BELGIO A PICCO! COSA E’ CAMBIATO? ORA HA UN GOVERNO

di STEFANO MAGNI

Domanda molto semplice: cosa sta cambiando (in peggio) in Belgio? Fino all’inizio di quest’anno era uno dei pochi Paesi dell’eurozona promossi dalle agenzie di rating. Adesso la Fitch ha iniziato a declassarlo da AA+ ad AA (senza il +). Nel quarto trimestre del 2011, il Pil del Belgio ha iniziato a registrare una crescita negativa, con una contrazione dello 0,2%, che ne segue una dello 0,1% del trimestre precedente. Eppure, nel resto del 2011, la crescita andava bene, tanto che, complessivamente, tutto l’anno scorso registra un +1,9% del Pil.

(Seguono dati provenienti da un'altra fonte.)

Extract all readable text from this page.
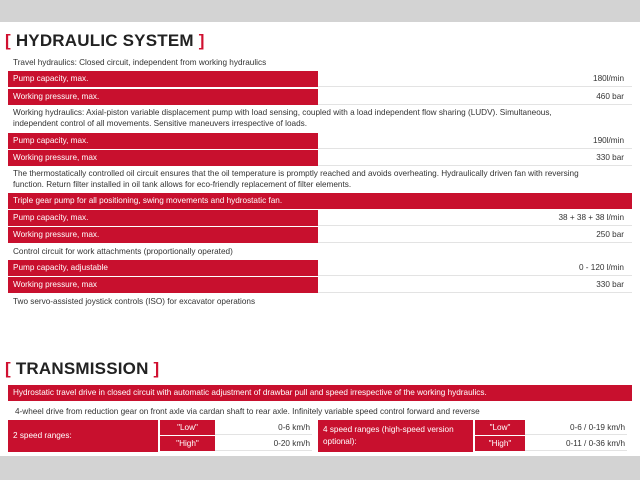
[ HYDRAULIC SYSTEM ]
Travel hydraulics: Closed circuit, independent from working hydraulics
Pump capacity, max.	180l/min
Working pressure, max.	460 bar
Working hydraulics: Axial-piston variable displacement pump with load sensing, coupled with a load independent flow sharing (LUDV). Simultaneous, independent control of all movements. Sensitive maneuvers irrespective of loads.
Pump capacity, max.	190l/min
Working pressure, max	330 bar
The thermostatically controlled oil circuit ensures that the oil temperature is promptly reached and avoids overheating. Hydraulically driven fan with reversing function. Return filter installed in oil tank allows for eco-friendly replacement of filter elements.
Triple gear pump for all positioning, swing movements and hydrostatic fan.
Pump capacity, max.	38 + 38 + 38 l/min
Working pressure, max.	250 bar
Control circuit for work attachments (proportionally operated)
Pump capacity, adjustable	0 - 120 l/min
Working pressure, max	330 bar
Two servo-assisted joystick controls (ISO) for excavator operations
[ TRANSMISSION ]
Hydrostatic travel drive in closed circuit with automatic adjustment of drawbar pull and speed irrespective of the working hydraulics.
4-wheel drive from reduction gear on front axle via cardan shaft to rear axle. Infinitely variable speed control forward and reverse
2 speed ranges:
"Low"	0-6 km/h
"High"	0-20 km/h
4 speed ranges (high-speed version optional):
"Low"	0-6 / 0-19 km/h
"High"	0-11 / 0-36 km/h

Negli ultimi due anni, il Paese aveva dimostrato di saper evitare bene gli effetti della crisi finanziaria: la produzione aveva continuato a crescere, meglio che nel resto dell’eurozona. Fino agli ultimi mesi del 2011, dunque, non si era registrato alcun calo. Cosa sarà mai successo nel frattempo? E non è solo una questione di numeri. Che vi sia un peggioramento della situazione è evidente anche nella società. Negli ultimi due giorni di gennaio, infatti, si è verificato un fatto raro da quelle parti: uno sciopero generale paralizzante, il primo da 18 anni a questa parte. Proclamato in occasione del vertice europeo di Bruxelles, il blocco totale di 24 ore ha creato un notevole caos: stop alla produzione negli stabilimenti dell’Audi, bloccata la frontiera con la Germania, fermati i treni ad alta velocità che collegano Bruxelles con Londra, Parigi, Colonia e Amsterdam, a terra gli aerei nello scalo di Charleroi. Dunque, ancora: cosa è cambiato?

La risposta a questa domanda è semplice quanto disarmante. Prima il Belgio non aveva un governo centrale. Adesso ce l’ha.

Per 18 mesi il parlamento non era riuscito ad esprimere un esecutivo. Perché i socialisti avevano vinto nella Vallonia (la regione francofona) e nella capitale Bruxelles, ma nelle Fiandre (la regione fiamminga), motore economico del Paese, avevano trionfato i separatisti della Nuova Alleanza Fiamminga. Che sono diventati il primo partito in tutto il Paese. Questa situazione ha provocato uno stallo di un anno e mezzo, dopo il quale si è giunti a un compromesso per la nomina di Elio Di Rupo, socialista, alla guida di un nuovo governo.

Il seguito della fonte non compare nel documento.